A snap survey by Conservativehome of 1,500 Tory Party members reported that almost two thirds of them want May out now, with 60% saying she should quit now and trigger a leadership election and only 37% saying she should stay.

While May was carrying out a cabinet re-shuffle yesterday afternoon, it was widely reported yesterday that at least five Tory cabinet ministers were demanding that Foreign Secretary Johnson launch an immediate leadership challenge.

The Tories were yesterday desperately clinging onto the claim that they were on the brink of stitching up a deal with the Democratic Unionist Party of the north of Ireland. Overnight Downing Street had issued a statement claiming that the principles of a deal with the DUP had already been agreed, before issuing another statement contradicting that and saying that negotiations are continuing.

The DUP stated that they were as ‘surprised as anybody’ by Downing Street’s original announcement that a deal has been reached. Irish Taoiseach (prime minister) Enda Kenny warned that any such Tory-DUP deal would put the peace process in Northern Ireland at risk, tweeting yesterday: ‘Spoke w PM May -indicated my concern that nothing should happen to put GoodFridayAgrmt at risk & absence of nationalist voice in Westminster.’

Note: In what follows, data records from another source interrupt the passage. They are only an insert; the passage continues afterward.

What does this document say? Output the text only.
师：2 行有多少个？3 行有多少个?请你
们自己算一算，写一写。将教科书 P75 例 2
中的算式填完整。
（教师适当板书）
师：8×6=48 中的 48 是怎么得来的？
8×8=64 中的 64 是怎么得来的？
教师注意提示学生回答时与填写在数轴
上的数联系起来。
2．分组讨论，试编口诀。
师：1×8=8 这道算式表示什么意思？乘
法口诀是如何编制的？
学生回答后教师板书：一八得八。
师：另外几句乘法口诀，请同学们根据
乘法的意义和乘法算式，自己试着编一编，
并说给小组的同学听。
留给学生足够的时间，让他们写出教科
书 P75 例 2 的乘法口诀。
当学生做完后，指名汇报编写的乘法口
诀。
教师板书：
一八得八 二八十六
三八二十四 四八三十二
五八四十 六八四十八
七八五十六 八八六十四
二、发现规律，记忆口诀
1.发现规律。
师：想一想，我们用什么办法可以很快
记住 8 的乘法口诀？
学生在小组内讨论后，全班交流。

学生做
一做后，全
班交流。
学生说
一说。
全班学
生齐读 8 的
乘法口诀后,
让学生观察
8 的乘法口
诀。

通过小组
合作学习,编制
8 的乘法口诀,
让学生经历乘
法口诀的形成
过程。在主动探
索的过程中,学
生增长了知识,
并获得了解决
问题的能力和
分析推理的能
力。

The Good Friday Agreement, signed in 1998, promises ‘rigorous impartiality’ from the UK government over disputes in the north of Ireland. Sinn Fein, which does not take its seats at Westminster, said the DUP had ‘betrayed the interests of the people’ and warned that any new arrangement would ‘end in tears’.

DUP leader Arlene Foster is reportedly set to meet May at Downing Street tomorrow.

May loyalist, Tory MP Bernard Jenkin turned on Osborne and Lord Heseltine, telling them to ‘shut up’ and stop ‘rocking the boat’, or they ‘will see Jeremy Corbyn in No 10’.